The Bank of England has backed away from an immediate rise in interest rates, leaving the benchmark at the historic low of 0.1 per cent even as it published its highest inflation forecast for a decade, predicting it would reach 5 per cent in the spring of next year.
The bank’s Monetary Policy Committee said it was likely interest rate rises would be needed “over coming months”. But the level of urgency was dialled down compared with governor Andrew Bailey’s comments during October that the committee “will have to act” to restrain inflation.
The decision to keep interest rates on hold confounded financial markets, which were convinced the BoE was poised to raise rates, to 0.25 per cent, for the first time since 2018.
Sterling fell 0.8 per cent to $1.3572 after the announcement, down from $1.364 before the announcement. Short-term UK government debt rallied, pushing the two-year bond yield 0.3 of a percentage point lower to 0.62 per cent.
The MPC attempted to quell market disquiet with signals that it would still need to increase interest rates close to 1 per cent by the end of 2022 to keep inflation under control.
Traders are now betting on a rate rise to 0.25 per cent at the MPC’s December meeting.
The BoE’s monetary policy decisions were not unanimous. Two of the nine MPC members voted for an immediate rate rise to 0.25 per cent and three of the members wanted the bank to end its quantitative easing programme of asset purchases immediately.
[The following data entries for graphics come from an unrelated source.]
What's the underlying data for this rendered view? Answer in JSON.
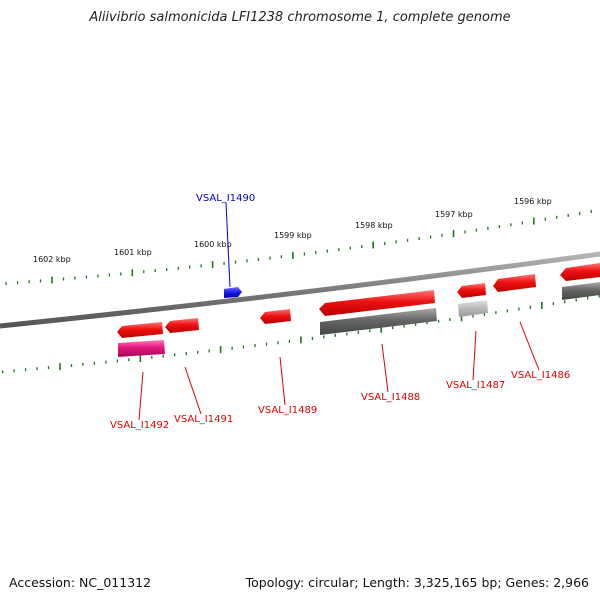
{
  "title": "Aliivibrio salmonicida LFI1238 chromosome 1, complete genome",
  "footer": {
    "accession": "Accession: NC_011312",
    "summary": "Topology: circular; Length: 3,325,165 bp; Genes: 2,966"
  },
  "scale_labels": [
    "1602 kbp",
    "1601 kbp",
    "1600 kbp",
    "1599 kbp",
    "1598 kbp",
    "1597 kbp",
    "1596 kbp"
  ],
  "gene_labels": [
    {
      "id": "VSAL_I1490",
      "color": "#0000cc"
    },
    {
      "id": "VSAL_I1492",
      "color": "#dd0000"
    },
    {
      "id": "VSAL_I1491",
      "color": "#dd0000"
    },
    {
      "id": "VSAL_I1489",
      "color": "#dd0000"
    },
    {
      "id": "VSAL_I1488",
      "color": "#dd0000"
    },
    {
      "id": "VSAL_I1487",
      "color": "#dd0000"
    },
    {
      "id": "VSAL_I1486",
      "color": "#dd0000"
    }
  ],
  "colors": {
    "backbone": "#7a7a7a",
    "tick": "#1a7a1a",
    "gene_red": "#ee1111",
    "gene_gray": "#666666",
    "gene_light_gray": "#b8b8b8",
    "gene_pink": "#e0157a",
    "gene_blue": "#1a1aee"
  }
}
But they were outvoted by a large majority, including Bailey, who took the view that subdued economic growth and expected falls in real household incomes would help pull inflation sharply lower in the second half of next year.
The majority said there was no need for an immediate interest rate increase because “there was value in waiting for more information” on the effects of ending furlough in the labour market and to reflect a “moderation in demand” which might persist amid pressures on household incomes.
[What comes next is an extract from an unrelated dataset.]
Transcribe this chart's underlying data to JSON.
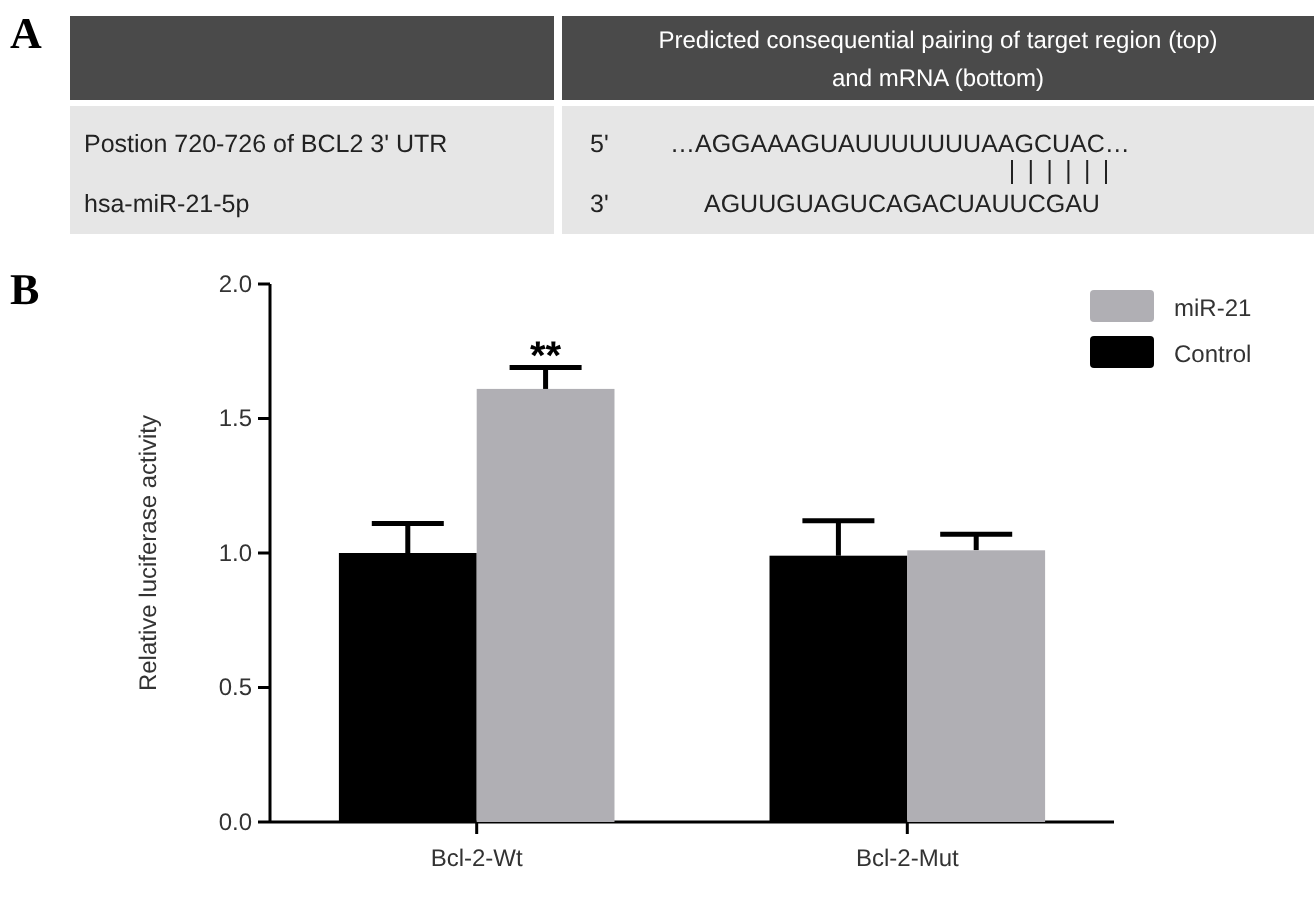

Higher inflation “was still most likely to prove transitory”, according to the majority, “leading to a one-off increase in consumer prices rather than persistently higher inflation rates”, and they worried about the costs of a small increase in interest rates.
But in a bid not to be seen to have misled markets, the whole committee reiterated the message that interest rates were soon likely to rise.
“Provided the incoming data, particularly on the labour market, were broadly in line with the central projections in the November monetary policy report, it would be necessary over coming months to increase Bank Rate in order to return CPI inflation sustainably to the 2 per cent target,” the MPC said in a statement.
With its inflation forecast, the MPC signalled that interest rates would need to move to a close to 1 per cent over the course of the next year.
The inflation forecast remained well above the committee’s target for three years when it based the figures on interest rates remaining at the current rate of 0.1 per cent, while it fell back to just below target when the BoE assumed interest rates rose to 1 per cent by the end of 2022.
The committee expected supply chain disruption to persist to the end of next year and energy prices to rise further, pushing inflation up to 5 per cent in April before falling back. But it did not expect inflation to fall below 3 per cent until the spring of 2023, leaving an uncomfortably long period of inflation well above target.
This long spell of high inflation prompted two members of the MPC — Michael Saunders and Sir Dave Ramsden — to vote for interest rates to rise to 0.25 per cent and quantitative easing to end immediately. They judged “inflation was likely to remain above the 2 per cent target in the medium term”, with greater pass through of higher costs to prices and risks the BoE would have to raise interest rates further in future to tame price rises.
A rate rise now, they said, “would demonstrate the committee’s commitment to returning inflation to target in the medium term and help to ensure that medium-term inflation expectations remained well anchored”.
Catherine Mann joined the two dissenters in voting to end quantitative easing immediately.